The Syrian National; Coalition wants to create a 10-person executive council as a possible alternative to interim government
Syria opposition meets to find leader, show it is ready for arms

The Syrian National; Coalition wants to create a 10-person executive council to reorganize disparate rebel factions into a structured army with adequate financing and weapons, one of its senior members said on Monday.

 

In an interview in Paris with Reuters, veteran dissident Michel Kilo said the coalition aimed to elect the executive council at its general assembly in the next month. Its members would act as quasi-ministers and would be based within zones under rebel control in Syria and in border areas, he said.

 

"There will be a bureaucracy linked to the interests of Syrians and independent of the president and the leadership of the coalition," said Kilo, 72, who spent six years in jail for criticizing Syrian President Bashar al-Assad. He has lived in France for the last two years.

 

His liberal bloc within the fractious Syrian National Coalition has grown in influence since Ahmad Jarba was elected president this month. Jarba is a member of Kilo's bloc.

 

The formation of this new council is regarded as a possible alternative to the interim government which did not come to life, since the designate prime minister Ghassan Hitto announced his resignation on last week, nearly four months after his appointment and having failed to form a government.

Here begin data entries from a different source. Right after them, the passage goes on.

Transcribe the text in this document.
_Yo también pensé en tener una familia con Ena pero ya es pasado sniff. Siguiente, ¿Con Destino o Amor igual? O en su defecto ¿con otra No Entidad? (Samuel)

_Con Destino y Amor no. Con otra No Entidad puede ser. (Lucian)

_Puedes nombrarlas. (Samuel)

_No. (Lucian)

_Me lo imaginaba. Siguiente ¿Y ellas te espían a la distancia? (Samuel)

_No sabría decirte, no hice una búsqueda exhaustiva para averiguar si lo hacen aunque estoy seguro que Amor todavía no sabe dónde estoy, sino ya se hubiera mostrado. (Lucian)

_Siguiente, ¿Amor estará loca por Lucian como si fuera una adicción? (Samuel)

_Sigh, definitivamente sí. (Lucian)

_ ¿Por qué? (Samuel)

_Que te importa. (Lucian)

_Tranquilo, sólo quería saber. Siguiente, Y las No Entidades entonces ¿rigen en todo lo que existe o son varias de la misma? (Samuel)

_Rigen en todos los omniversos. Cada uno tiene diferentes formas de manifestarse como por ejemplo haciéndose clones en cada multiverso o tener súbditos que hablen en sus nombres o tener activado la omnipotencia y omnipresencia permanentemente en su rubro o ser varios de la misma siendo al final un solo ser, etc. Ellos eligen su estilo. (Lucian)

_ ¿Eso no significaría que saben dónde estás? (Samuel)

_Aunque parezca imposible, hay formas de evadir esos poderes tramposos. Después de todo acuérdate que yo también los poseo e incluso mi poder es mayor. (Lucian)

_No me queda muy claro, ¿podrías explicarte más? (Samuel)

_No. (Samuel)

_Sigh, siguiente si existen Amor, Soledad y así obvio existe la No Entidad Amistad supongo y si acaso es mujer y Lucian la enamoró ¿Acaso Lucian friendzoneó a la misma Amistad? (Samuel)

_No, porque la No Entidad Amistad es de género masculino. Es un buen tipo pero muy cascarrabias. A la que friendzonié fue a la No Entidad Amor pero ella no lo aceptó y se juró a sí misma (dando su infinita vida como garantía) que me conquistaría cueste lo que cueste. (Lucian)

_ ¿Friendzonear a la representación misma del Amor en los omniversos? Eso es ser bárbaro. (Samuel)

"I announce I will not continue in my capacity as prime minister tasked with leading the interim government, though I emphasize I will continue working for the interests of the revolution and towards achieving its objectives," Hitto said in an online statement.

 

Kilo predicted that the war in Syria would last a long time now that foreign factions had joined what had become a theatre for a region-wide Sunni-Shi'ite sectarian conflict, complicated by a growing rivalry between Russia and the United States.

 

Kilo said the coalition was working towards setting up a bank, or de facto finance ministry, to channel funds from the Syria diaspora in a more ordered way.

 

Kilo, a Christian, has spearheaded efforts by the Sunni-led opposition to garner the support of minority groups fearful of an Islamist takeover should Assad be overthrown.

 

"We started a revolution for our freedom, but we are now more and more the weakest on this stage, this game," he said.

 

"It is a war that since Hezbollah entered will extend and last for a long time," he said, referring to the Iranian-backed Lebanese Shi'ite armed movement. "It was a war between a regime and a population, but now it is a regional war."